A propósito, Quintero explica que “el Gobierno colombiano hizo un estudio sobre el acceso de los venezolanos a sus documentos de identidad, incluyendo las partidas de nacimiento, y concluyó que a partir de 2015 se acentuaron las barreras, por eso concluyó que los hijos de migrantes venezolanos que hayan nacido en Colombia a partir de esa fecha (19 de agosto de 2015) estaban corriendo riesgo de apatridia y, por lo tanto, se les otorgaría la nacionalidad colombiana”.

La abogada Liz Torres, especialista en asuntos migratorios y de protección, explica que el Gobierno colombiano tomó esta medida “para velar por los intereses de los niños, niñas y adolescentes, cuyos derechos han sido reconocidos y ratificados por Colombia en diversos tratados internacionales, los cuales tienen rango constitucional. Es por eso que Colombia les otorga la nacionalidad a estos hijos e hijas de migrantes venezolanos, en atención al derecho a la nacionalidad y la protección social”.

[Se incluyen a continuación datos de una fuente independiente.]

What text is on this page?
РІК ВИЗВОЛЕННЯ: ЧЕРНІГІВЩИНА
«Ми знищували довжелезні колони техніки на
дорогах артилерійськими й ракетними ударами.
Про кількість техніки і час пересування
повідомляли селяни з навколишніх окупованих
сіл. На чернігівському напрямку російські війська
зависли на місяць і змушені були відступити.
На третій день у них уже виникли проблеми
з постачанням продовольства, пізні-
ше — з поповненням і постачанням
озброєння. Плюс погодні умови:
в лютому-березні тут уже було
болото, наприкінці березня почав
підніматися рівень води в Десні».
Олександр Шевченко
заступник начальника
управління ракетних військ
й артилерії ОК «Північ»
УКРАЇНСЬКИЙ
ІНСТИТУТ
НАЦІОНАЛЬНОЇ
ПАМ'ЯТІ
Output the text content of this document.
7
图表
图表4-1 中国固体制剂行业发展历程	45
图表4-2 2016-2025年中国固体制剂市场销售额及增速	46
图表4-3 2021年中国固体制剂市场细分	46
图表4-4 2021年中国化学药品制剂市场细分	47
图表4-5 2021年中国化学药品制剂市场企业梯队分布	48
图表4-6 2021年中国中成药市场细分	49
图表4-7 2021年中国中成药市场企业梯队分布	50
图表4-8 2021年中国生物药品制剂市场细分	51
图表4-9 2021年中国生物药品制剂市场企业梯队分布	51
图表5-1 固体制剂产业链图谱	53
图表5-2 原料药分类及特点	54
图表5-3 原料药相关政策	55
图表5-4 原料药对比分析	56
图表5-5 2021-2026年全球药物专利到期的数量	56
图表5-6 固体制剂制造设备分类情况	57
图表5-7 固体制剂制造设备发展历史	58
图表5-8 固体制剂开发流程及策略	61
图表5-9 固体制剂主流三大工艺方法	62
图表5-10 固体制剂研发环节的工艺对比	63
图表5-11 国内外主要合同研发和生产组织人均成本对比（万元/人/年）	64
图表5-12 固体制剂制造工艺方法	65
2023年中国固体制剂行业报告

Además, el Gobierno del presidente Iván Duque ratificó su disposición de proteger de la apatridia a los niños, niñas y adolescentes migrantes venezolanos, incluso de aquellos sin padres o representantes legales. En un trino publicado el 17 de mayo de 2022, la jefa del Gabinete de la Presidencia, María Paula Correa, anunció un proyecto de ley “que permitirá otorgar a los niños, niñas y adolescentes migrantes venezolanos titularidad de nacionalidad colombiana para que puedan encontrar un hogar”, el cual fue radicado ante el Congreso.

Requisitos que deben cumplir los hijos de migrantes venezolanos nacidos en Colombia

Según la Resolución 8470, es necesario que uno o ambos padres sean migrantes venezolanos y deben tener, al menos, alguno de los siguientes documentos:

  • Cédula de extranjería vigente
  • Permiso Especial de Permanencia - PEP
  • Pasaporte venezolano vigente o vencido
  • Cédula de identidad venezolana, vigente o vencida.

Basta que ambos padres, o uno de ellos, acuda a alguna de las sedes de la Registraduría Nacional y presente alguno de estos documentos de identidad más el registro de nacimiento del niño en territorio colombiano (conocido popularmente como el “nacido vivo”) para el reconocimiento de la nacionalidad colombiana al niño o niña. Esta Resolución es de carácter temporal y solo aplica a migrantes venezolanos, no a otros ciudadanos extranjeros. 

La Resolución 8470 tuvo validez por dos años contados a partir del 20 de agosto de 2019, pero luego se emitió la Resolución 8617 de 2021, en la cual se extendió la validez de esta medida excepcional hasta el 21 de agosto de 2023 y se agregó el Permiso por Protección Temporal – PPT entre los documentos que pueden presentar los migrantes venezolanos al momento de registrar a sus hijos nacidos en Colombia.

Como podrá verse, esta Resolución soluciona el problema de "domicilio" del Código Civil, estableciendo una vía especial más allá de tener documentos emitidos por Colombia, sino validando los otorgados por el Estado Venezolano.

¿Por qué el Ius sanguinis en Colombia?

Volviendo al tema de la nacionalidad, seguramente te preguntarás porqué Colombia es el único país de América (y uno de los pocos en el mundo) donde se garantiza la nacionalidad por herencia de sus padres, conocido jurídicamente como Ius sanguinis (derecho de sangre).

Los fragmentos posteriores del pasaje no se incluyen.